Transportation Engineering (Sep 2024)
A resource prediction method for air traffic cyber-physical-social system
Abstract
Air traffic is exhibiting the characteristics of large flow, strong coupling, and high time variation. Therefore, the complex network of air traffic is more vulnerable to disturbances. When it is disturbed, the failure of some nodes spreads through dependency relationships in the network, resulting in cascade failure. In the event of a cascade failure, the network may quickly collapse until it is paralyzed, with widespread delays and flight cancellations. The current flow management and deployment methods still remain in the control-oriented stage, which is mainly completed by air traffic controls (ATCs), and lack of accurate flow adjustment and effective utilization of capacity.

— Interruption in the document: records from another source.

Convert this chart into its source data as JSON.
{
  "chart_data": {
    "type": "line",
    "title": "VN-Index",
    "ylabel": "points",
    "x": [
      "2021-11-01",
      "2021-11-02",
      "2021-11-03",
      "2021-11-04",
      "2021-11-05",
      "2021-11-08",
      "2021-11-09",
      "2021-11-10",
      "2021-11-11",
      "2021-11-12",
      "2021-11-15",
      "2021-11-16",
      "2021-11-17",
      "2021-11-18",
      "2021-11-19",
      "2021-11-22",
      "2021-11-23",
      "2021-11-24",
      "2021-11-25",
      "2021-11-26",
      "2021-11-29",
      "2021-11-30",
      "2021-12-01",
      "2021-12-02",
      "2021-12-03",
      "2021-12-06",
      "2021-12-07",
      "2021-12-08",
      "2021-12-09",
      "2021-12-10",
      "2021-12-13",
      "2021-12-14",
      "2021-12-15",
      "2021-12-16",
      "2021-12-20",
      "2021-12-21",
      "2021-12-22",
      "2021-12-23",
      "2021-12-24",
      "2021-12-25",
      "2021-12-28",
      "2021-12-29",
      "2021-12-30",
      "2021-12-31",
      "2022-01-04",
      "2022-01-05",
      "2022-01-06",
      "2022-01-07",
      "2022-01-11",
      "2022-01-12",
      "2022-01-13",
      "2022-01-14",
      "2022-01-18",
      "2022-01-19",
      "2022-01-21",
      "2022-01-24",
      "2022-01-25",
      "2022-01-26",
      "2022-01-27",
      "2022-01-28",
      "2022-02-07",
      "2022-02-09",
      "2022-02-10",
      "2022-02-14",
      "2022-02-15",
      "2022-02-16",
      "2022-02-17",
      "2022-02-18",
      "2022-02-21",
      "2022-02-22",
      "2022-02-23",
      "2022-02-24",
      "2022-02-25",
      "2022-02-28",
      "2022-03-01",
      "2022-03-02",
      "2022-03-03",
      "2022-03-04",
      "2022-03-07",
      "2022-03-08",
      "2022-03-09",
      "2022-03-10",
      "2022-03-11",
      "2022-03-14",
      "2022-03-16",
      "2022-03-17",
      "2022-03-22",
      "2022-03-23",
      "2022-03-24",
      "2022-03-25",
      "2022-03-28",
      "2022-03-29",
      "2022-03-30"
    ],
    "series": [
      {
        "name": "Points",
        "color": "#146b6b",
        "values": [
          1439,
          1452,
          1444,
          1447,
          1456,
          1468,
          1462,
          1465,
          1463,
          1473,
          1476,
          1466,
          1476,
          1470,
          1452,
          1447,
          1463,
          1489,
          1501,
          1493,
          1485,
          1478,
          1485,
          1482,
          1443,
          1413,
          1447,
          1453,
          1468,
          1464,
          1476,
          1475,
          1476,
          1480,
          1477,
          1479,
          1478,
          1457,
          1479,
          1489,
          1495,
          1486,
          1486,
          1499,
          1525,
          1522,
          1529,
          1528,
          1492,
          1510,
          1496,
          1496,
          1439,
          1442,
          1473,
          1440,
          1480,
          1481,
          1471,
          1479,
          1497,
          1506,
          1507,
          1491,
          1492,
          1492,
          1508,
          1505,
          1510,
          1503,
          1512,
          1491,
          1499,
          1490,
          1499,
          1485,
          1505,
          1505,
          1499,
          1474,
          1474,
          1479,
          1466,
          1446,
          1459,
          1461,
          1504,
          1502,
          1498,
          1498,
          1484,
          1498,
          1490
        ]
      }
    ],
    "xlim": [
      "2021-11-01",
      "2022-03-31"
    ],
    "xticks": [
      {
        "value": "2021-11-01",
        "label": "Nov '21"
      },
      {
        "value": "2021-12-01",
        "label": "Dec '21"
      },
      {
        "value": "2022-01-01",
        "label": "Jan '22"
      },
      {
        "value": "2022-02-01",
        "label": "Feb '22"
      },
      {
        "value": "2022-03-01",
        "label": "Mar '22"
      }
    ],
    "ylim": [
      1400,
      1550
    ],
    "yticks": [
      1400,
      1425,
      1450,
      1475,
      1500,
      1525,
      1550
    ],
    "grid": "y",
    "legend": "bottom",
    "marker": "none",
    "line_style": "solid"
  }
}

The whole air traffic system and its peripheral factors are intricate, so human and social factors must be integrated into the control and decision-making of the system. Considering engineering and social factors such as operation environment, social environment, personnel, rules, equipment, and information processing, we analyse the air traffic in a cyber-physical-social system (CPSS). To reflect the actual system behaviour rules, dynamic response, limit state, and so on, the corresponding computational experiment and comprehensive evaluation system are established. Based on neural networks and other technologies, a resource prediction scheme based on task demand is proposed for multi-dimensional resources such as airports, air routes, and ATC, to reduce the cost of system resource scheduling and improve resource utilization through resource prediction and adjustment. Finally, the accuracy of the proposed resource prediction algorithm is verified by theoretical analysis and simulation.